«Неглупо со стороны бедняжки Чарлза дойти до такой оригинальной мысли. Вот как неверно поспешно судить о людях. Думаешь, что аристократы – куча кретинов, и вдруг один из них выдаст такое, что прямо дух захватывает, так это чертовски хорошо».
Но Джулия всегда считала, что Расин совершает большую ошибку, выводя свою героиню на сцену лишь в третьем акте.
«Конечно, я такой нелепости не потерплю, если возьмусь за эту роль. Пол-акта, чтобы подготовить мое появление, если хотите, но и этого более чем достаточно».

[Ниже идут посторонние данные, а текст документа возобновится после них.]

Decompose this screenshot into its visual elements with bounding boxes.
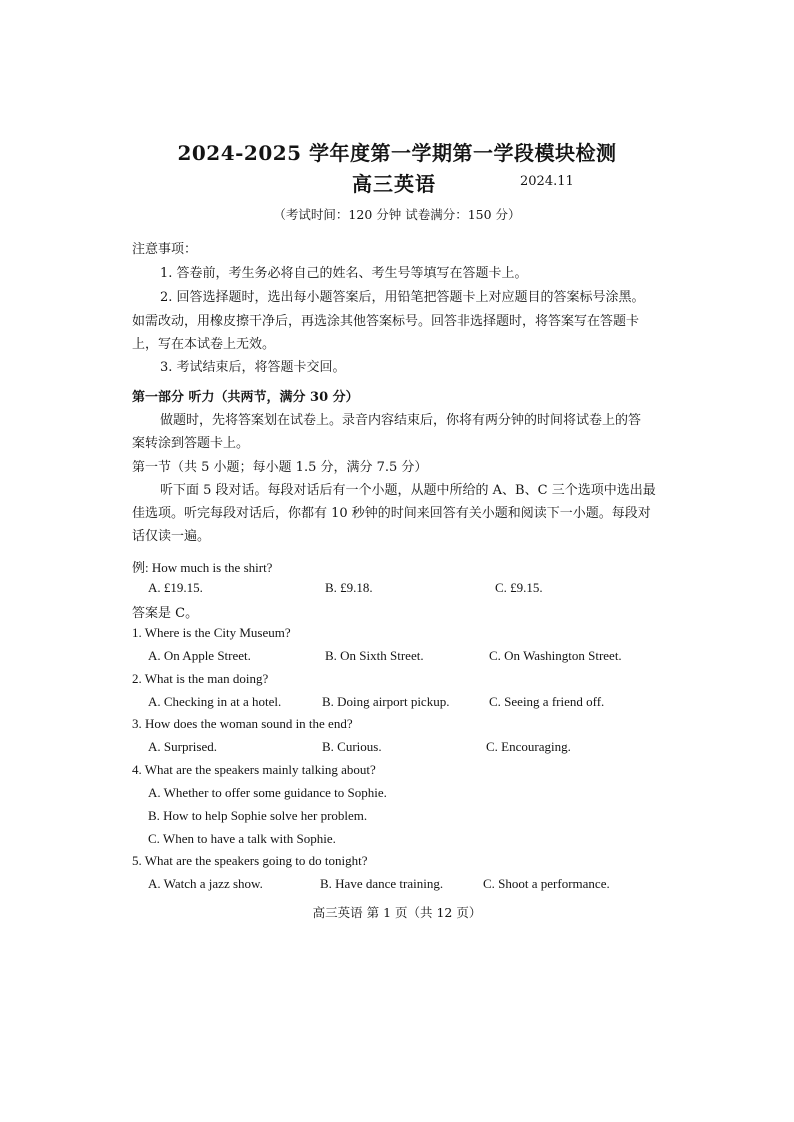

И правда, что ей мешает заказать кому-нибудь из драматургов вариант на эту тему, в прозе или в стихах, только чтобы строчки были короткие. С такими стихами она бы справилась, и с большим эффектом. Неплохая идея, спору нет, и она знает, какой костюм надела бы: не эту развевающуюся хламиду, которой обматывала себя Сара Бернар, а короткую греческую тунику, какую она видела однажды на барельефе, когда ходила с Чарлзом в Британский музей.
«Ну, не забавно ли? Идешь во все эти музеи и галереи и думаешь: ну и скучища, а потом, когда меньше всего этого ждешь, обнаруживаешь, что можешь использовать какую-нибудь вещь, которую ты там увидел. Это доказывает, что живопись и все эти музеи – не совсем пустая трата времени».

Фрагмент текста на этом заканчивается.